Servier — 22,000 employees across 140 countries — uses Elium to centralise intelligence and research findings. With over 1,000 active users across therapeutic areas, research insights from one team inform decisions across the organisation, preventing duplication and ensuring evidence-based planning.

Frequently asked questions

A user research study is a structured investigation into how users behave, what they need, and how they experience a product or service. Without documented research, product decisions rely on assumptions. Structured studies provide evidence that reduces risk, validates ideas before investment, and ensures teams build what users actually need.
A complete user research template includes study metadata (title, lead, type, date, status), a research objective, methodology description, participant profile, numbered key findings with evidence, actionable recommendations with priorities and owners, and a limitations section noting constraints on the research scope.
Documented user research reduces product risk because teams validate assumptions before building. It improves customer satisfaction because products address real needs. It creates a research library that prevents duplicate studies. It informs strategy with evidence rather than opinion, leading to better decisions across the organisation.

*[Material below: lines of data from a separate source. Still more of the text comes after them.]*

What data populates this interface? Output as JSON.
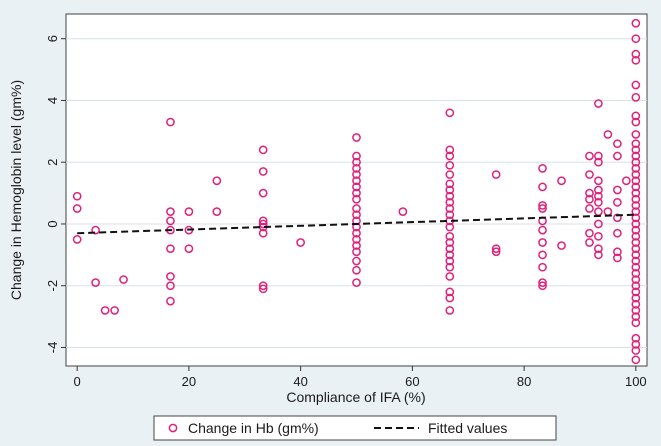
{
  "chart_data": {
    "type": "scatter",
    "xlabel": "Compliance of IFA (%)",
    "ylabel": "Change in Hemoglobin level (gm%)",
    "xlim": [
      -2,
      102
    ],
    "ylim": [
      -4.6,
      6.8
    ],
    "x_ticks": [
      0,
      20,
      40,
      60,
      80,
      100
    ],
    "y_ticks": [
      -4,
      -2,
      0,
      2,
      4,
      6
    ],
    "grid": true,
    "legend_position": "bottom",
    "series": [
      {
        "name": "Change in Hb (gm%)",
        "kind": "scatter",
        "color": "#e0207a",
        "points": [
          [
            0,
            0.9
          ],
          [
            0,
            0.5
          ],
          [
            0,
            -0.5
          ],
          [
            3.3,
            -0.2
          ],
          [
            3.3,
            -1.9
          ],
          [
            5,
            -2.8
          ],
          [
            6.7,
            -2.8
          ],
          [
            8.3,
            -1.8
          ],
          [
            16.7,
            3.3
          ],
          [
            16.7,
            0.4
          ],
          [
            16.7,
            0.1
          ],
          [
            16.7,
            -0.2
          ],
          [
            16.7,
            -0.8
          ],
          [
            16.7,
            -1.7
          ],
          [
            16.7,
            -2.0
          ],
          [
            16.7,
            -2.5
          ],
          [
            20,
            0.4
          ],
          [
            20,
            -0.2
          ],
          [
            20,
            -0.8
          ],
          [
            25,
            1.4
          ],
          [
            25,
            0.4
          ],
          [
            33.3,
            2.4
          ],
          [
            33.3,
            1.7
          ],
          [
            33.3,
            1.0
          ],
          [
            33.3,
            0.1
          ],
          [
            33.3,
            0.0
          ],
          [
            33.3,
            -0.1
          ],
          [
            33.3,
            -0.3
          ],
          [
            33.3,
            -2.0
          ],
          [
            33.3,
            -2.1
          ],
          [
            40,
            -0.6
          ],
          [
            50,
            2.8
          ],
          [
            50,
            2.2
          ],
          [
            50,
            2.0
          ],
          [
            50,
            1.8
          ],
          [
            50,
            1.6
          ],
          [
            50,
            1.4
          ],
          [
            50,
            1.2
          ],
          [
            50,
            1.0
          ],
          [
            50,
            0.8
          ],
          [
            50,
            0.5
          ],
          [
            50,
            0.3
          ],
          [
            50,
            0.1
          ],
          [
            50,
            -0.1
          ],
          [
            50,
            -0.3
          ],
          [
            50,
            -0.5
          ],
          [
            50,
            -0.7
          ],
          [
            50,
            -0.9
          ],
          [
            50,
            -1.2
          ],
          [
            50,
            -1.5
          ],
          [
            50,
            -1.9
          ],
          [
            58.3,
            0.4
          ],
          [
            66.7,
            3.6
          ],
          [
            66.7,
            2.4
          ],
          [
            66.7,
            2.2
          ],
          [
            66.7,
            1.9
          ],
          [
            66.7,
            1.6
          ],
          [
            66.7,
            1.3
          ],
          [
            66.7,
            1.1
          ],
          [
            66.7,
            0.9
          ],
          [
            66.7,
            0.7
          ],
          [
            66.7,
            0.5
          ],
          [
            66.7,
            0.3
          ],
          [
            66.7,
            0.1
          ],
          [
            66.7,
            -0.1
          ],
          [
            66.7,
            -0.4
          ],
          [
            66.7,
            -0.6
          ],
          [
            66.7,
            -0.8
          ],
          [
            66.7,
            -1.0
          ],
          [
            66.7,
            -1.2
          ],
          [
            66.7,
            -1.4
          ],
          [
            66.7,
            -1.7
          ],
          [
            66.7,
            -2.2
          ],
          [
            66.7,
            -2.4
          ],
          [
            66.7,
            -2.8
          ],
          [
            75,
            1.6
          ],
          [
            75,
            -0.8
          ],
          [
            75,
            -0.9
          ],
          [
            83.3,
            1.8
          ],
          [
            83.3,
            1.2
          ],
          [
            83.3,
            0.6
          ],
          [
            83.3,
            0.5
          ],
          [
            83.3,
            0.1
          ],
          [
            83.3,
            -0.2
          ],
          [
            83.3,
            -0.6
          ],
          [
            83.3,
            -1.0
          ],
          [
            83.3,
            -1.4
          ],
          [
            83.3,
            -1.9
          ],
          [
            83.3,
            -2.0
          ],
          [
            86.7,
            1.4
          ],
          [
            86.7,
            -0.7
          ],
          [
            91.7,
            2.2
          ],
          [
            91.7,
            1.6
          ],
          [
            91.7,
            1.0
          ],
          [
            91.7,
            0.8
          ],
          [
            91.7,
            0.5
          ],
          [
            91.7,
            -0.3
          ],
          [
            91.7,
            -0.6
          ],
          [
            93.3,
            3.9
          ],
          [
            93.3,
            2.2
          ],
          [
            93.3,
            2.0
          ],
          [
            93.3,
            1.4
          ],
          [
            93.3,
            1.1
          ],
          [
            93.3,
            0.9
          ],
          [
            93.3,
            0.7
          ],
          [
            93.3,
            0.4
          ],
          [
            93.3,
            0.0
          ],
          [
            93.3,
            -0.4
          ],
          [
            93.3,
            -0.8
          ],
          [
            93.3,
            -1.0
          ],
          [
            95,
            2.9
          ],
          [
            95,
            0.4
          ],
          [
            96.7,
            2.6
          ],
          [
            96.7,
            2.2
          ],
          [
            96.7,
            1.1
          ],
          [
            96.7,
            0.7
          ],
          [
            96.7,
            0.2
          ],
          [
            96.7,
            -0.3
          ],
          [
            96.7,
            -0.9
          ],
          [
            96.7,
            -1.1
          ],
          [
            98.3,
            1.4
          ],
          [
            100,
            6.5
          ],
          [
            100,
            6.0
          ],
          [
            100,
            5.5
          ],
          [
            100,
            5.3
          ],
          [
            100,
            4.5
          ],
          [
            100,
            4.1
          ],
          [
            100,
            3.5
          ],
          [
            100,
            3.3
          ],
          [
            100,
            2.9
          ],
          [
            100,
            2.6
          ],
          [
            100,
            2.4
          ],
          [
            100,
            2.2
          ],
          [
            100,
            2.0
          ],
          [
            100,
            1.8
          ],
          [
            100,
            1.6
          ],
          [
            100,
            1.4
          ],
          [
            100,
            1.2
          ],
          [
            100,
            1.0
          ],
          [
            100,
            0.8
          ],
          [
            100,
            0.6
          ],
          [
            100,
            0.4
          ],
          [
            100,
            0.2
          ],
          [
            100,
            0.0
          ],
          [
            100,
            -0.2
          ],
          [
            100,
            -0.4
          ],
          [
            100,
            -0.6
          ],
          [
            100,
            -0.8
          ],
          [
            100,
            -1.0
          ],
          [
            100,
            -1.2
          ],
          [
            100,
            -1.4
          ],
          [
            100,
            -1.6
          ],
          [
            100,
            -1.8
          ],
          [
            100,
            -2.0
          ],
          [
            100,
            -2.2
          ],
          [
            100,
            -2.4
          ],
          [
            100,
            -2.6
          ],
          [
            100,
            -2.8
          ],
          [
            100,
            -3.0
          ],
          [
            100,
            -3.2
          ],
          [
            100,
            -3.7
          ],
          [
            100,
            -3.9
          ],
          [
            100,
            -4.1
          ],
          [
            100,
            -4.4
          ]
        ]
      },
      {
        "name": "Fitted values",
        "kind": "line",
        "style": "dashed",
        "color": "#111111",
        "x": [
          0,
          100
        ],
        "y": [
          -0.3,
          0.3
        ]
      }
    ]
  }
}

Lead with the research question — what were you trying to learn? Describe the methodology clearly so others can evaluate the findings. Number each insight and support it with specific evidence. Write recommendations that are actionable and tied to named owners. Acknowledge limitations honestly so readers understand the scope.
User research focuses on how people interact with a specific product or service — usability, needs, and experience. Market research examines broader market dynamics — segmentation, sizing, trends, and competitive positioning. Both inform strategy, but user research drives product decisions while market research drives business decisions.